Prof. Dr. Gökben Hızlı Sayar, araştırma kapsamında katılımcılara psikolojik olgunlaşma ile ilgili önermeler de yöneltildiğini ve salgın sürecinde bu önermeleri ne kadar yaşadıkları katılımcılara sorulduğunu belirterek araştırmada katılımcıların orta düzeyde ya da büyük ölçüde yaşadıklarını bildirdikleri olgunlaşma belirtilerinin de bulunduğunu belirterek şunları söyledi: “Salgın sürecinde elimdekilerin kıymetini daha iyi anladım %74; Salgın sürecinde yaşamda önem verdiğim şeylerin öncelik sırası değişti %59; Salgın sürecinde zorlukları göğüsleyebileceğimi daha iyi anladım %56; Salgın sürecinde her şeyi olduğu gibi kabullenebilmeyi öğrendim %56; Salgın sürecinde manevi konulara ilgim arttı %49; Salgın süreci ile birlikte ilişkilerime daha çok emek sarf etmeye başladım %48”

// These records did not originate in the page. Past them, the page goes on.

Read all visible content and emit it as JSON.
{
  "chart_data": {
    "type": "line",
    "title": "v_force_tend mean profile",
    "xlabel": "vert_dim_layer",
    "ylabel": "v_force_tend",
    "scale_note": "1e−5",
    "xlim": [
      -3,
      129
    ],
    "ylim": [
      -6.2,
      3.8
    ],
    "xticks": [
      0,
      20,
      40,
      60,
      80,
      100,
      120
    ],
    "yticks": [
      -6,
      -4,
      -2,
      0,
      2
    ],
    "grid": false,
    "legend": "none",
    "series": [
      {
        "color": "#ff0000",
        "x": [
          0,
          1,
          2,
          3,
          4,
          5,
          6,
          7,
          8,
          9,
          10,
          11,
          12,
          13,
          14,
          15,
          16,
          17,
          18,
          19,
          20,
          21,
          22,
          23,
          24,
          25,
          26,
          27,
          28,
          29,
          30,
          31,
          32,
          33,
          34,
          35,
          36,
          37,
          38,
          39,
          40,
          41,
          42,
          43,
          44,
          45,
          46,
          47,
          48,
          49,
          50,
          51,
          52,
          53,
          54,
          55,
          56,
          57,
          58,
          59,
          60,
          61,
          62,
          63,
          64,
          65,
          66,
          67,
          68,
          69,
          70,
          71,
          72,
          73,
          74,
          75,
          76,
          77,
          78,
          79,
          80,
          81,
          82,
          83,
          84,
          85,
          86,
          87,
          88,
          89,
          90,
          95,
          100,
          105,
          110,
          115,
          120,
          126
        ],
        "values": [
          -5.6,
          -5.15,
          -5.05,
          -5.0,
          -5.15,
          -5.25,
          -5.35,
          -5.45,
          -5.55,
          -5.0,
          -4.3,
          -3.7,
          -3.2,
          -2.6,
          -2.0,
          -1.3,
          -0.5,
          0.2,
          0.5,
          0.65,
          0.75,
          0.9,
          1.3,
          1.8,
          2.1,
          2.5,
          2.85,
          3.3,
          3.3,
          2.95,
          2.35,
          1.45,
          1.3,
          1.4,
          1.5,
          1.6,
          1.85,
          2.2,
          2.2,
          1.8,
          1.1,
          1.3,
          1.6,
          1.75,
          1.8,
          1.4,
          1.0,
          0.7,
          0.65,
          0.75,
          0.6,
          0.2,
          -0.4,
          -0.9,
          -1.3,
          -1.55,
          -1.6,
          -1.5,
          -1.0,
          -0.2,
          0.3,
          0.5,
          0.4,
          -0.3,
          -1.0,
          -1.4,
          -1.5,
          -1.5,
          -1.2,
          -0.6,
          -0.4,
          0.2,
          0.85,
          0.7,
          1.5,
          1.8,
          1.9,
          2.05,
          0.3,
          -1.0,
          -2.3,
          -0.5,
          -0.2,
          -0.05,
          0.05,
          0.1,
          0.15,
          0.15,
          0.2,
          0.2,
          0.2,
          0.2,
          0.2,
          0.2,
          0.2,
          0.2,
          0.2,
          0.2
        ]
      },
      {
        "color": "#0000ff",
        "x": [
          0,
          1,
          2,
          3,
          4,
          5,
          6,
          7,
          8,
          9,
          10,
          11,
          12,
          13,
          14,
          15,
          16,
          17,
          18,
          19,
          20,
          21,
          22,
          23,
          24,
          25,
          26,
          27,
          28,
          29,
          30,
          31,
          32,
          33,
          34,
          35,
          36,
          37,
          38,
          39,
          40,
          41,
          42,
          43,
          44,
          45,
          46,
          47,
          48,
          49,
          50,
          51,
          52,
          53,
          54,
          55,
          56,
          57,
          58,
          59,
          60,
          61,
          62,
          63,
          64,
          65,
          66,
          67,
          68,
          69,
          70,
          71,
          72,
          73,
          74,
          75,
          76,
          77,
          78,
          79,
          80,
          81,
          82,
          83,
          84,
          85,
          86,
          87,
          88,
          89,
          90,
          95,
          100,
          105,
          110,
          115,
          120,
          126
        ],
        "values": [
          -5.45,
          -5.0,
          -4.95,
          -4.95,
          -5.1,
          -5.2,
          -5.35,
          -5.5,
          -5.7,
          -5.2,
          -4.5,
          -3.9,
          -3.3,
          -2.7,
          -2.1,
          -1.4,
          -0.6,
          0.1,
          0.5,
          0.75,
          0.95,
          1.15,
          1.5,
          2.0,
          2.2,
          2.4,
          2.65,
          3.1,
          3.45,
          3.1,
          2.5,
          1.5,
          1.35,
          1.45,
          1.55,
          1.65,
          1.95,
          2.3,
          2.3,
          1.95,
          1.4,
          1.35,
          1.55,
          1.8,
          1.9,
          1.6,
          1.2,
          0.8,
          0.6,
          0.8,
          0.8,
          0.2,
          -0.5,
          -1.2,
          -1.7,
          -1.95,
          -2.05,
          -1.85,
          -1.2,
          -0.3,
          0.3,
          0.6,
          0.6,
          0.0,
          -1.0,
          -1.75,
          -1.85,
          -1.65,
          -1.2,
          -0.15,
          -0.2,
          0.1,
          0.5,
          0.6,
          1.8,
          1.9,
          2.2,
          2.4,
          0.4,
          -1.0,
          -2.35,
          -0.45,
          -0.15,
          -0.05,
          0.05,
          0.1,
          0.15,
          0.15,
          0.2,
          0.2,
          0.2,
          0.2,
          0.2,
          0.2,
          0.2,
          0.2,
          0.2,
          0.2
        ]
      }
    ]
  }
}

İnsanlık ciddi bir olgunlaşma sürecine girmek zorunda

Psikolojik olgunlaşma ile ilgili tüm maddelerinin görülme sıklıklarının kadınlarda erkeklere göre daha yüksek bulunduğunu belirten Prof. Dr. Gökben Hızlı Sayar, “Araştırmanın sonuçlarına bir taraftan tehlike hissi varken diğer taraftan ümitsizliğe düşmezsek ve doğru seçimlerde bulunursak bu süreçten kazanımla çıkmak da mümkündür. İnsanlık ciddi bir psikolojik olgunlaşma sürecine girmek zorundadır” dedi.

Geçtiğimiz yıllarda Beyin Girişimi Projesi’ne Türkiye’den proje ortağı olarak Üsküdar Üniversitesi seçilirken; Üsküdar Üniversitesi Kurucu Rektörü Prof. Dr. Nevzat Tarhan da ABD’de beyin araştırmaları alanında faaliyet gösteren Society for Brain Mapping and Therapeutics (SBMT) - Beyin Haritalama ve Tedavi Derneği Yönetim Kurulu üyeliği görevine getirildi.